理解 sklearn.preprocessing.MinMaxScaler
公式
非常有用的工具,可以把数据集的不同特征缩放到固定范围。
先从简单的说起,[0,1]缩放,公式
\(X_{scaled} = \frac{x-x_{min}}{x_{max}-x_{min}}\)
MinMaxScaler
可以缩放到任意范围[MIN,MAX],因此更一般化的公式是
\(X_{std} = \frac{x-x_{min}}{x_{max}-x_{min}}\)
\(X_{scaled} = \frac{X_{std}}{MAX-MIN} + MIN\)
当\(MIN\)和\(MAX\)为0和1时,公式等价于[0,1]缩放。
代码
再来看源代码。
def transform(self, X):
"""Scale features of X according to feature_range.
Parameters
----------
X : array-like of shape (n_samples, n_features)
Input data that will be transformed.
Returns
-------
Xt : array-like of shape (n_samples, n_features)
Transformed data.
"""
check_is_fitted(self)
X = check_array(X, copy=self.copy, dtype=FLOAT_DTYPES,
force_all_finite="allow-nan")
X *= self.scale_
X += self.min_
return X
"""
min_ : ndarray of shape (n_features,)
Per feature adjustment for minimum.

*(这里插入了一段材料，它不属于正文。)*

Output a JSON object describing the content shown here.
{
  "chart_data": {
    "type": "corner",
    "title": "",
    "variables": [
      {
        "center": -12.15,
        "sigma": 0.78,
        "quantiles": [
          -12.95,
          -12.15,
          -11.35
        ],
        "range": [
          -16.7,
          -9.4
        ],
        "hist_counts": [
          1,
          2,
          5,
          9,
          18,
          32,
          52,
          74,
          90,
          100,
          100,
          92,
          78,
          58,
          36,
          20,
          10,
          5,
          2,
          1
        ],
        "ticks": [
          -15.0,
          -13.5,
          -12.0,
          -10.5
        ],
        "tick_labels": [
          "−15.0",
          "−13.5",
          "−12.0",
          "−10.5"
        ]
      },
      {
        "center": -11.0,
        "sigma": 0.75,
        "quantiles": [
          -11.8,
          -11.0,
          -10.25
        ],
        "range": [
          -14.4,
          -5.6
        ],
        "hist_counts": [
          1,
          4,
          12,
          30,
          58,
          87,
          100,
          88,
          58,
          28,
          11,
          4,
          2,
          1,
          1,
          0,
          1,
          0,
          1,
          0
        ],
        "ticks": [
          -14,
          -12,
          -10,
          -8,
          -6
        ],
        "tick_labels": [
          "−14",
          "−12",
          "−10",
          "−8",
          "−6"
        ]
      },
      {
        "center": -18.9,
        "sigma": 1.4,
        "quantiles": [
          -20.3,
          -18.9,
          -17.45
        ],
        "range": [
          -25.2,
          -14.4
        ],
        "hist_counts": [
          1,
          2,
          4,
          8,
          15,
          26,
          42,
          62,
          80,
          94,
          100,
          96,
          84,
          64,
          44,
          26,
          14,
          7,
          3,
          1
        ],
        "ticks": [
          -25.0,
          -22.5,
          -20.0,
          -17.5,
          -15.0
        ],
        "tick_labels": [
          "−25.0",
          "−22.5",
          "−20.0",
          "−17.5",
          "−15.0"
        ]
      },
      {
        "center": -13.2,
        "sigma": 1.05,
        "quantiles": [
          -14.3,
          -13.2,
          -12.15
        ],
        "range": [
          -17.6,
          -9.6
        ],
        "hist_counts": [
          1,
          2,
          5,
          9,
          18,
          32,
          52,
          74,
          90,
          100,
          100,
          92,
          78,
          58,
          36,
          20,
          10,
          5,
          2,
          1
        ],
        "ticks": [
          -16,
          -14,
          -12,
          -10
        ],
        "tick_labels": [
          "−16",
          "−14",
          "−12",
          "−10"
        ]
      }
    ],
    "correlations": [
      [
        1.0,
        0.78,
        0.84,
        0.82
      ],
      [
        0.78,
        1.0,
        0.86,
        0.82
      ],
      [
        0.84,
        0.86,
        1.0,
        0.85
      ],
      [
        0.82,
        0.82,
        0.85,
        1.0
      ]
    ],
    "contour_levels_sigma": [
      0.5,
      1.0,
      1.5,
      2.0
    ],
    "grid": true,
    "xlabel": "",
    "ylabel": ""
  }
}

Equivalent to
``min - X.min(axis=0) * self.scale_``
scale_ : ndarray of shape (n_features,)
Per feature relative scaling of the data. Equivalent to
``(max - min) / (X.max(axis=0) - X.min(axis=0))``
.. versionadded:: 0.17
*scale_* attribute.
data_min_ : ndarray of shape (n_features,)
Per feature minimum seen in the data
.. versionadded:: 0.17
*data_min_*
data_max_ : ndarray of shape (n_features,)
Per feature maximum seen in the data
.. versionadded:: 0.17
*data_max_*
"""
这里的scale_
相当于\(\frac{MAX-MIN}{x_{max}-x_{min}}\),所以min_
相当于\(MIN-x_{min}*\frac{MAX-MIN}{x_{max}-x_{min}}\),这两个参数主要是方便以下逆变换
def inverse_transform(self, X):
"""Undo the scaling of X according to feature_range.
Parameters
----------
X : array-like of shape (n_samples, n_features)
Input data that will be transformed. It cannot be sparse.
Returns
-------
Xt : array-like of shape (n_samples, n_features)
Transformed data.
"""
check_is_fitted(self)
X = check_array(X, copy=self.copy, dtype=FLOAT_DTYPES,
force_all_finite="allow-nan")
X -= self.min_
X /= self.scale_
return X